La réforme de l'Etat devra déboucher sur une plus grande équité dans la gestion des deniers publics, où la répartition des moyens devra être liée à des besoins réels et renouvelés.. Dans certains de ces secteurs d'intervention, l'Etat a déjà fait sa mue, il n'est plus une administration de main d'oeuvre, mais une administration de compétences, dont les agents, plus motivés, plus polyvalents et plus qualifiés, assurent un service public à moindre coût.

Sur le plan budgétaire, il est donc possible de tirer les dividendes de ce progrès. Structures resserrées, agents plus productifs, informatisation pertinente sont synonymes de dépenses allégées. Là où il reste des efforts à accomplir, les recettes d'une meilleure gestion sont connues. Elles ont fait leur preuve en France ou à l'étranger : suppression des structures redondantes, diminution du nombre de niveaux hiérarchiques, accélération du « process » administratif, responsabilisation des acteurs, regroupement des agents sur un nombre de sites administratifs moins important, sans négliger pour autant le souci de proximité, informatisation des services et automatisation complète des tâches répétitives.

10 % d'économies pour des dépenses de l'ordre de 360 milliards d'euros permettraient presque de combler le déficit du budget de l'Etat...

a) Des réformes de structure ambitieuses

Les gains de productivité réalisés dans certains ministères ne pourront être engrangés que lorsque les conséquences de ceux-ci en matière de structure auront été tirées. Il faut évoquer ici le ministère de l'économie, des finances et de l'industrie, dont les investissements informatiques visent à contourner les effets du cloisonnement des administrations fiscales, sans s'attaquer au coeur du problème : la maîtrise des coûts de gestion des prélèvements obligatoires passe par le réduction des coûts de coordination entre les différentes administrations, les pays disposant d'une seule administration ayant un taux d'intervention inférieur aux pays dans lesquels la gestion des prélèvements obligatoires est assurée par plusieurs administrations.

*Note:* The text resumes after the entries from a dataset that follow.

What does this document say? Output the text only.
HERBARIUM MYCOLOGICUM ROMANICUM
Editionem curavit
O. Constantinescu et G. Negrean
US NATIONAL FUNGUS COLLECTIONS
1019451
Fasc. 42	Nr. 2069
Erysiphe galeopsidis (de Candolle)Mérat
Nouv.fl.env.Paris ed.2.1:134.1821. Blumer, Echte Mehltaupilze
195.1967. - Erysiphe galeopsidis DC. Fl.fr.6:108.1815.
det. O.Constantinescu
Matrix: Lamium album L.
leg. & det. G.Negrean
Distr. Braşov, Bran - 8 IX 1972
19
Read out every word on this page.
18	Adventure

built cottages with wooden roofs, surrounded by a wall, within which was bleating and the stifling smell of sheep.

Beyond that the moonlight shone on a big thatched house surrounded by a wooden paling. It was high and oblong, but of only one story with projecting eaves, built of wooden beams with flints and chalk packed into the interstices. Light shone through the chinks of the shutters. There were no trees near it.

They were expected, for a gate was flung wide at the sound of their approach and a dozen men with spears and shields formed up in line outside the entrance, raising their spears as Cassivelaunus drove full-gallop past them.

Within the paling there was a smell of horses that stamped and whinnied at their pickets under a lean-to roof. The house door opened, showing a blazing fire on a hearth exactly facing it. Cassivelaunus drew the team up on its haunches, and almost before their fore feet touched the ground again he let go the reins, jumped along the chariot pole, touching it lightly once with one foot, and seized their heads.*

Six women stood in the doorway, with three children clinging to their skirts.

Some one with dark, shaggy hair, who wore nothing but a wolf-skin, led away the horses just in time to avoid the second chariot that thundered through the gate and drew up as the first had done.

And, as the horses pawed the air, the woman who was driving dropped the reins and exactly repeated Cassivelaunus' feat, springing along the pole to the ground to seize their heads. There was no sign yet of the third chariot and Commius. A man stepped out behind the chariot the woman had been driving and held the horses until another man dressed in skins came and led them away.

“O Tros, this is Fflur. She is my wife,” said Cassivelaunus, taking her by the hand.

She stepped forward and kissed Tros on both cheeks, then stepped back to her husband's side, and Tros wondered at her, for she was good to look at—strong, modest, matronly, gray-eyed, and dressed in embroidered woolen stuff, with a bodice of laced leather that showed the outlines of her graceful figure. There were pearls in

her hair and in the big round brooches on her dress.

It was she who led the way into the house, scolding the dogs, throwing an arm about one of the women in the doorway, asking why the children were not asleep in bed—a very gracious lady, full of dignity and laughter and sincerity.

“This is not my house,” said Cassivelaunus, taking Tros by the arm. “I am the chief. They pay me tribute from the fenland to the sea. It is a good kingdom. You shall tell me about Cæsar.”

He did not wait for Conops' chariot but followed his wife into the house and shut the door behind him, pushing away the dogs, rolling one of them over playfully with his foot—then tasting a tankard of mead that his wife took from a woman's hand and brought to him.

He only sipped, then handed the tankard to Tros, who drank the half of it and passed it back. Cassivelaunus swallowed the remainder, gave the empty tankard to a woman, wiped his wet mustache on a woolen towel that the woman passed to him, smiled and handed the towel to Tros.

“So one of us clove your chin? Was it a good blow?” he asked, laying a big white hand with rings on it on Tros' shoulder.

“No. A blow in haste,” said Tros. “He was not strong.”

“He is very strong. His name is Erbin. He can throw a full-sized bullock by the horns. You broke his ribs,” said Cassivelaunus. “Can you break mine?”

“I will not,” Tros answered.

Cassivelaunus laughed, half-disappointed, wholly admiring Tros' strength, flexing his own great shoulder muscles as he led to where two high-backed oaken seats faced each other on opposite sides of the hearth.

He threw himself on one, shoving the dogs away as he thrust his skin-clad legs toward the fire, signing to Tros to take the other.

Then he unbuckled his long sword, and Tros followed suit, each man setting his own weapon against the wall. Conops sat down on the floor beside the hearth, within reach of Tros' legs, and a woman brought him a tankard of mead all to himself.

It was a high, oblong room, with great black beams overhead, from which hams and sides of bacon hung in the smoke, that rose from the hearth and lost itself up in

L'exemple de la redevance-télévision peut être une nouvelle fois évoquée : sa suppression, souhaitable, ne serait utile que si le service chargé de son recouvrement pouvait être redéployé au sein des autres administrations existantes...

b) Des gains de productivité liés aux nouvelles technologies

Certains ministères n'ont pas encore fait leur « aggiornamento » informatique. Le sous-équipement informatique du ministère de la justice est par exemple criant et inquiétant au regard du nombre de dossiers à traiter.

c) Une implantation territoriale adaptée

Contrairement aux idées reçues, l'administration centrale n'emploie qu'une très faible partie des effectifs, de l'ordre de 5 %. L'immense majorité des fonctionnaires civils travaillent dans les services déconcentrés de l'Etat. Il convient donc de réfléchir à la carte administrative française en fonction des compétences transférées aux collectivités locales. En la matière, un audit doit être mené, qui répertorie les subdivisions administratives à supprimer. Ceci peut concerner en particulier le ministère de l'équipement ou le ministère de l'économie, des finances et de l'industrie. Ce dernier a d'ailleurs annoncé qu'environ la moitié des 55 recettes de finances d'arrondissements seraient supprimées pour ne maintenir que celles situées dans les arrondissements les plus importants au sein de la direction générale de la comptabilité publique.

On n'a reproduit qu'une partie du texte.